-
Type:
Task
-
Resolution: Unresolved
-
Priority:
Major - P3
-
None
-
Affects Version/s: None
-
Component/s: None
-
None
-
Query Execution
-
None
-
None
-
None
-
None
-
None
-
None
-
None
Context
On a sharded cluster the SBE/Express primary returns kNotHandled when the post-image no longer lives
on the shard observing the update — caused by moveChunk, moveCollection, reshardCollection, etc.
PrimaryWithFallback then calls the Aggregation fallback. This is the genuine production trigger for
the aggregation cell and the only place the primary->fallback handoff is observable; it cannot be
reached on a replset (the replset metrics test exercises the Aggregation executor via the flag-off
path, but not the transition).
Scope
Test-only (the executor wiring is done in the per-engine tickets). A dedicated test with its own
ShardingTest that controls placement and asserts metric deltas after each DDL op.
Acceptance / test matrix
New jstests/sharding/query/change_streams/change_stream_metrics_update_lookup_fallback.js. For each of
moveChunk, moveCollection, reshardCollection (and any op that relocates the post-image or changes the
UUID): place a doc, open a collection change stream, perform the op so the post-image becomes remote
or the UUID changes, update the doc, then assert — summed across shards via
FixtureHelpers.mapOnEachShardNode (mongos exposes no per-process metrics; the split_large_event.js
pattern):
- updateLookup.sbe.notHandled +1 (primary declined), and
- updateLookup.aggregation.found +1 (fallback handled it).

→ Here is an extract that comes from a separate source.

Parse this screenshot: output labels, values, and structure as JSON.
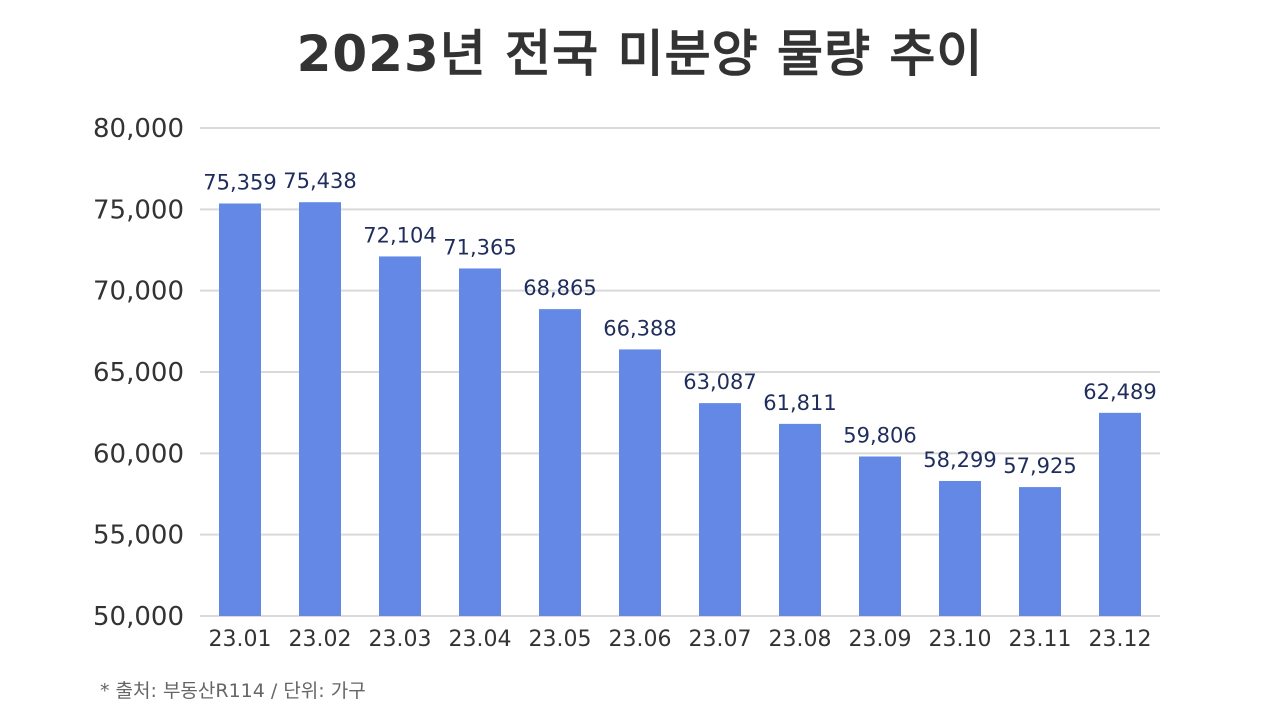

Also assert the deleted/absent post-image case routes to aggregation.notFound.
Dependencies
Depends on the Aggregation and SBE wiring tickets — both must be wired before the handoff is
observable in metrics.
Notes
Heavier on cluster/DDL orchestration than metric plumbing; good once comfortable with ShardingTest and
change-stream sharding behaviour.